Unforeseen consequences of an emerging economic recovery
It almost seems as if every good piece of news about the U.S. economy must be balanced by an equally troubling fact of economic life.
And so while we have been buoyed in recent weeks with various reports of a growing recovery, we are now confronted with the latest trade deficit statistics.
The numbers for March, the most recent month available, show U.S. exports rose 3.2 percent during the month to a seasonally adjusted $147.9 billion. But imports increased by almost the same percentage, rising to $188.3 billion.
The result was a trade deficit of $40.4 billion for the month. That’s an increase of 2.5 percent, compared to the prior month, and it’s the highest trade imbalance in dollars in 15 months.
The figures show that as the economy improves, people are spending more money. Unfortunately they’re spending more on imported goods than the rest of the world is spending on U.S. goods.
Much of that imbalance is attributable to the high cost of imported oil, which points to the need for a multi-pronged, long-range energy policy.
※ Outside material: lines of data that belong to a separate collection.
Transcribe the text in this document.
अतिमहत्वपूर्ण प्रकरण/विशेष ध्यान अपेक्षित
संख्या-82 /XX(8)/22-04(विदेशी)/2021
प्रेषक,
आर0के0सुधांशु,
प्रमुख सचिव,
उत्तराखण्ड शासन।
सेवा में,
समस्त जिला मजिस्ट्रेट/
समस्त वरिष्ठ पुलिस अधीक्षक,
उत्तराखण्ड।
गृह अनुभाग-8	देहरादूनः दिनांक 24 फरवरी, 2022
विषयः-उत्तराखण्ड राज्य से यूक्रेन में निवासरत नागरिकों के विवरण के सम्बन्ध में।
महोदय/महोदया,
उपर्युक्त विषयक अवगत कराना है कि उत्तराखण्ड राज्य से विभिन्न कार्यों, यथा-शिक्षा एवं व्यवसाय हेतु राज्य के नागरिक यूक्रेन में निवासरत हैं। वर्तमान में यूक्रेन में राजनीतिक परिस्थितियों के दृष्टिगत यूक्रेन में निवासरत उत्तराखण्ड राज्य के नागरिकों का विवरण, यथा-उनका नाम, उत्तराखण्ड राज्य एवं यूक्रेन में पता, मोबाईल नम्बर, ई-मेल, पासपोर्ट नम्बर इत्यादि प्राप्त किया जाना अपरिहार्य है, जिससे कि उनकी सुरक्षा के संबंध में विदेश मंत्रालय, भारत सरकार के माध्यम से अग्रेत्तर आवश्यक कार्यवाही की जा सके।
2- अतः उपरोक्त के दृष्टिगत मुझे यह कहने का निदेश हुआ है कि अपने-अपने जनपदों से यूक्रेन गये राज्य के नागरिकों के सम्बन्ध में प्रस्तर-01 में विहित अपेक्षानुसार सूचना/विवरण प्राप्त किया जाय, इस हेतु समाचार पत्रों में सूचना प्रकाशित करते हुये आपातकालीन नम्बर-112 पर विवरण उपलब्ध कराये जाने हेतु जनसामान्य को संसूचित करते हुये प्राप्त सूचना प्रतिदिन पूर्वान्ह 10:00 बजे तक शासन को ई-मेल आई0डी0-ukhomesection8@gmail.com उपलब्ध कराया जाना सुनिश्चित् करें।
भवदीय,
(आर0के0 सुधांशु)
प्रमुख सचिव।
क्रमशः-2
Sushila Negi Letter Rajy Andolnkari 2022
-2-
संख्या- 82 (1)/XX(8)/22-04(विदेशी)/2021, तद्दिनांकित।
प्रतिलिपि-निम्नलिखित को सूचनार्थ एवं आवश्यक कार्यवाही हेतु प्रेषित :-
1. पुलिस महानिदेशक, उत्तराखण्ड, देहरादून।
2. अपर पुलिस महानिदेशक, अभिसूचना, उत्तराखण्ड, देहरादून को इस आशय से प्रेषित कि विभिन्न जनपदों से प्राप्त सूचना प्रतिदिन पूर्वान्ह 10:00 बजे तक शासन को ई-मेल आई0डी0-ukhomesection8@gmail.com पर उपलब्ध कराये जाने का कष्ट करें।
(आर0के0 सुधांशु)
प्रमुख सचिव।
As recently as a few weeks ago, part of that policy was almost certainly going to be an increase in offshore drilling. Now, not so much.
But a big part of the deficit is also attributable to our continuing penchant for purchasing more foreign-made goods — from automobiles to electronics to widgets — from the rest of the world than they buy from us.
China wins
And the largest beneficiary of our largesse remains China, which in March bought $7.4 billion worth of goods from the United States, while the United States bought $24.3 billion from China. That’s a rate of more than 3-to-1. As bad as that sounds, it is not as bad as 2007, when the ratio was nearly 5-to-1.
Meanwhile, China, showed a rare trade deficit of $7.24 billion in March (obviously China’s buying a lot of stuff from other nations, just not the United States). But preliminary figures for April show that China jumped back on top with a trade surplus of $1.7 billion with the rest of the world.
Last week, an editorial on this page discussed the absolute need for the Obama administration and Congress to work on reining in the federal budget deficit, which soared to $82.7 billion in April.
Equally important is the need for a trade policy that puts the United States and its trade partners on more equal footing.
It’s an important part of the equation because a trade imbalance drags down U.S. growth. At the same time, U.S. budget deficits are being sustained in a significant way by our trading partners, who use the outflow of dollars to buy U.S. debt.
It is a codependency that is dangerous for all concerned, especially at a time such as this, when the nascent world economic recovery is being threatened by the European Union’s efforts to bail out Greece.
Everyone has to demonstrate more discipline. In the United States, that applies equally to government, which must tighten spending, and individuals, who should be more careful shoppers and more conservative users of expensive, imported energy.